Since last Tuesday, much of the mobile phone news has centered around the latest Samsung flagship, the Galaxy S III (SGS3). Well, if you’ve been following my blog, you’ll have known that I’ve given up on my Samsung Galaxy S II (SGS2), decided not to go with the SGS3, and instead jumped ship to HTC’s One X (HOX).
How has the HOX been for me? It’s pretty good. There are plenty of things to love it for, as a user coming from the SGS2. The handset, with its soft-touch unibody polycarbonate shell, feels great in my hands. It’s something I’ve already noted when I first held a demo set at a shop. The screen is brillant.
Speaking of the display, I’m pretty impressed with whatever it is HTC has done with the Gorilla glass. My previous SGS2 also had Gorilla glass. But this one feels different. After 3+ weeks of use, the glass still feels smooth and slick. I’ve not cleaned it with anything apart from a dry cloth. My SGS2 would not have lasted a few hours of use without having its glass covered with fingerprint smudges. I’ve been cleaning my SGS2′s glass with a display cleaner. Perhaps the problem is with using display cleaners? For now I’m avoiding using anything apart from a dry cloth on my HOX’s glass.
Apart from the hardware, I’m also quite pleased with the HOX’s software. There no one single feature that stands out as a runaway winner. It’s the little bits and pieces that, when they all come together, tells me that someone has given some thought and used some common sense to make the phone work better. Some of these are going to be gripes coming from specific groups of people, but nevertheless, they are mostly valid issues.
First up is with the naming of the photo images taken with the camera. The HOX names its photo image files in the standard DCIM compliant format. The SGS2 did not. Actually, this is the fault of Ice Cream Sandwich, which chose to incorporate the date/time into the file name. So with iPhoto on my Mac OS X, photos on my SGS2 could not be automatically imported. I know, it’s just a couple more keystrokes and mouse movements, but surely, these things are meant to be automated. Thankfully, automatic imports are now possible with the HOX and iPhoto on my Mac OS X. (I wish Apple would also let up and not be so strict on the DCIM standards.)
The next little thing is about connecting the phone to the computer. It’s related to photo importing, and it has got to do with Mac OS X again.
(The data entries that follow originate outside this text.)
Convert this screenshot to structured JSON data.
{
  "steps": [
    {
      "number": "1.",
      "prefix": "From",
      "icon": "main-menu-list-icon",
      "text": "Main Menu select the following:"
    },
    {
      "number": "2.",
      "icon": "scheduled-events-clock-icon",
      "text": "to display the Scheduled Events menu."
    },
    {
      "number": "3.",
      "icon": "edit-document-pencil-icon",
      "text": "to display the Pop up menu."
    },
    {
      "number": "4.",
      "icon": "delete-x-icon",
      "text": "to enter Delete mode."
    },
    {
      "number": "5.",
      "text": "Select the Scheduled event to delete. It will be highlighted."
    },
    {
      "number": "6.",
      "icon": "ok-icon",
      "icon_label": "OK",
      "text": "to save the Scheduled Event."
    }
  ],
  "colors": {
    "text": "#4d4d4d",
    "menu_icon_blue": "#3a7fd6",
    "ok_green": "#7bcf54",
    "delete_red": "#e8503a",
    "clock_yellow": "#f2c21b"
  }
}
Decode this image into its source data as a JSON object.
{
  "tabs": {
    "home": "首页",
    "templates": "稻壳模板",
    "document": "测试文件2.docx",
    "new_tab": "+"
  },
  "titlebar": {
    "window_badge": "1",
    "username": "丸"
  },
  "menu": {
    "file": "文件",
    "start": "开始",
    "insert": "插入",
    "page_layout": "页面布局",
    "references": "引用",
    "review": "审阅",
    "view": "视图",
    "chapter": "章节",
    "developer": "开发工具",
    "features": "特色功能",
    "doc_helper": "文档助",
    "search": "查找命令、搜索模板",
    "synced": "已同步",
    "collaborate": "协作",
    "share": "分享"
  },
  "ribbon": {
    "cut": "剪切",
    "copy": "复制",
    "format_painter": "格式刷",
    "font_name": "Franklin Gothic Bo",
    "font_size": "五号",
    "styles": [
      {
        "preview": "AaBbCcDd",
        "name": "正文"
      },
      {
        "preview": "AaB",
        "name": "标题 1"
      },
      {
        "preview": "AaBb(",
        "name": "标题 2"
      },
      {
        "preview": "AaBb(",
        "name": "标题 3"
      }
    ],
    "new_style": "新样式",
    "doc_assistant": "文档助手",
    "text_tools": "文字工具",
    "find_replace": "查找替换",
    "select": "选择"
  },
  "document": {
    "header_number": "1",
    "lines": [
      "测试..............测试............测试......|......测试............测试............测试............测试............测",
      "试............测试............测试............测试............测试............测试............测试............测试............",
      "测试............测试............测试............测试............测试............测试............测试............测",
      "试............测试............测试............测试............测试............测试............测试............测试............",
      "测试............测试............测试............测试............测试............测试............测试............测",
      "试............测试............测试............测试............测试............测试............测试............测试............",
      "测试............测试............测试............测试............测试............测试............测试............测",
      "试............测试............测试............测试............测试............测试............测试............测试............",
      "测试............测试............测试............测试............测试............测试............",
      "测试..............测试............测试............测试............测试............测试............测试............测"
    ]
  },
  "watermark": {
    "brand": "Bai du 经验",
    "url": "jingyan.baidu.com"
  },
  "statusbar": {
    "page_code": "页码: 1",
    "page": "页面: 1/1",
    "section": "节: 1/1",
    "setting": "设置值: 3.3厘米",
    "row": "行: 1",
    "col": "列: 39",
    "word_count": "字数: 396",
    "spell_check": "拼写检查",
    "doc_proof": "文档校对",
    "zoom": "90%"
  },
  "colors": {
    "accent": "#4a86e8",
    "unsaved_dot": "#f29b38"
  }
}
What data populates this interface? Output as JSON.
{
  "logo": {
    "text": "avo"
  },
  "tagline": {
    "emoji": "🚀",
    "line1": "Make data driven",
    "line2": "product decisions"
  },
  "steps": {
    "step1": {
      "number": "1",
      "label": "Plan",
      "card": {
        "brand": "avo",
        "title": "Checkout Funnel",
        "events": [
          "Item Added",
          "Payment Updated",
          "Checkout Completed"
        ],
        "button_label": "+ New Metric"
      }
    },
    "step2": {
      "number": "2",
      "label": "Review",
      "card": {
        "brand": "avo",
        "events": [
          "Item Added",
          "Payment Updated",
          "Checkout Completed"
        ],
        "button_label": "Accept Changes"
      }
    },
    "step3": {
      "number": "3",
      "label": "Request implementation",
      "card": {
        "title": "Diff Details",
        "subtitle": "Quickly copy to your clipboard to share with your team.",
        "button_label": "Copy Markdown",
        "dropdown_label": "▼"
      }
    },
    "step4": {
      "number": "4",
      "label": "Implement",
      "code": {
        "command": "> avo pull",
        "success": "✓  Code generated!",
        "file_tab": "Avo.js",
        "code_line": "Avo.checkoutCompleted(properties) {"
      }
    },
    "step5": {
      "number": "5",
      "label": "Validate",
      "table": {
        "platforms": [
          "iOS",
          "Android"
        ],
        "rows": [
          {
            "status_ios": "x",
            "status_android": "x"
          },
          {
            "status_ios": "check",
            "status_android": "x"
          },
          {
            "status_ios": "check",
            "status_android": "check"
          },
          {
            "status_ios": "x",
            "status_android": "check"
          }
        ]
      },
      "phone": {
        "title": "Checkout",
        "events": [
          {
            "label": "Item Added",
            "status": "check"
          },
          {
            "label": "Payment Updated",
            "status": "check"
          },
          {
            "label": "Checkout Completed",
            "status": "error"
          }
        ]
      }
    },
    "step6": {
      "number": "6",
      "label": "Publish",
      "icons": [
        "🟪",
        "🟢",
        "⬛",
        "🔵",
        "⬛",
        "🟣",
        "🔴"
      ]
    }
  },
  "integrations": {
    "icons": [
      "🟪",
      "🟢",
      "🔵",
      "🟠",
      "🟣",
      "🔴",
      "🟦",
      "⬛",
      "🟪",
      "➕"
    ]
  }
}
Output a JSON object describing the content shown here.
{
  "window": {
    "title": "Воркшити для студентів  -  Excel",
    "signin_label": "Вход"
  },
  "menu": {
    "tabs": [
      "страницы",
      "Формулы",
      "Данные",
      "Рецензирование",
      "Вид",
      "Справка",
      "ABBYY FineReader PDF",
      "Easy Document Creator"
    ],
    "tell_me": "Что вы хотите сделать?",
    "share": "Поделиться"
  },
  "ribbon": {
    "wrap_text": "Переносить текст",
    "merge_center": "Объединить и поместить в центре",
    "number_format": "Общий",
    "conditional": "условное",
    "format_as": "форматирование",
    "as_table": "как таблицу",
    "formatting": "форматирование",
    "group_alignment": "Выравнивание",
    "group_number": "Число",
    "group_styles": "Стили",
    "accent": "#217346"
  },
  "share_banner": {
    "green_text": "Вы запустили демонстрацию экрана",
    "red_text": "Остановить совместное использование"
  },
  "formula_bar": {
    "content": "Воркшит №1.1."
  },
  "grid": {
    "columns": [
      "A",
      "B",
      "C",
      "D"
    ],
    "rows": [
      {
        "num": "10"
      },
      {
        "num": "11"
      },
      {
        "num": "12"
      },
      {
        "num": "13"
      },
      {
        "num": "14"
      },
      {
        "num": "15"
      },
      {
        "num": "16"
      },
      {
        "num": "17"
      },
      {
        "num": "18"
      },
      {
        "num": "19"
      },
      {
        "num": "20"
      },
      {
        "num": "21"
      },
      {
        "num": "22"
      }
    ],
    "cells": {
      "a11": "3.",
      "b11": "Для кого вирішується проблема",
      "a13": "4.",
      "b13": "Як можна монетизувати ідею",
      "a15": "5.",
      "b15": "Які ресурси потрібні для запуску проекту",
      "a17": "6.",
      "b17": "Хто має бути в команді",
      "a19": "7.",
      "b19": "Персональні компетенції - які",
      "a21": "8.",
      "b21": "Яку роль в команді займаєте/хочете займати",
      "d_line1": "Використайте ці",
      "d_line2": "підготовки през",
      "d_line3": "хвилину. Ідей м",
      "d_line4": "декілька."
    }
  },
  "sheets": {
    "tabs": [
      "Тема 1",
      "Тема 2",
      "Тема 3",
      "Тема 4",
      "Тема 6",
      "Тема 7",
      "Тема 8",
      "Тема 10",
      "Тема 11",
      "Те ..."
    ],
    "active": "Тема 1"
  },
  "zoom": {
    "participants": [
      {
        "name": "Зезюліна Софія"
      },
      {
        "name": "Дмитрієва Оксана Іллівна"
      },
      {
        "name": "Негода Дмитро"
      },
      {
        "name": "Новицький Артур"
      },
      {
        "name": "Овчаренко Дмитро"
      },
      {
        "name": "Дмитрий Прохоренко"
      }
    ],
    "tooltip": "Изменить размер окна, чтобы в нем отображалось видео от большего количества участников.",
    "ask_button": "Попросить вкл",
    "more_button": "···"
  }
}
In Ice Cream Sandwich (ICS), Google decided that the default transfer protocol should be Media Transfer Protocol (MTP). They’ve decided to drop (or make difficult to access) the previous ubiquitous Mass Storage Device Class (MSC) mode. That’s all fine with Windows. But Mac OS X does not support MTP out-of-the-box. It’s probably not going to happen anytime soon, no matter if MTP is really better than MSC (I agree too), since MTP started out as a Windows-thing and Apple probably isn’t very eager to back it. So this little problem has made it highly inconvenient to transfer content between my SGS2 and my MacBook Pro.
Thankfully, the HOX presents a USB menu from the Notification screen a bunch of USB connection options. The “Disk drive” mode puts the HOX in MSC mode. I can’t imagine why ICS had to spoil things, and Samsung didn’t see fit to fix this. Now transferring files is a breeze.
Another nice thing is about the Facebook integration add-on. HTC has something of their own. One problem with the original Facebook app is that you could not upload photos directly into specific albums. This used to be possible a long time ago, until at some strange point Facebook decided that everything absolutely needs to go into a Mobile Uploads folder. Well, thankfully, HTC’s own Facebook photo uploader gives us back the old option to upload a photo directly into an album. I would ordinarily protest to a duplicate app that doesn’t add value, but in this case, it is much appreciated to have an app that fixes what the original Facebook app won’t let you do.
Then, there are also a bunch of options for customizing the HOX’s lockscreen. Many custom ROMs and market apps do the same thing. But one wonders why couldn’t the original ICS provided at least some of the functionality. Things like previewing your appointments and messages.
Those are just some examples. They are mostly simple software tweaks. Nothing on its own stands out as a significant feature. But I appreciate how one company has taken note to make sure their phones work better.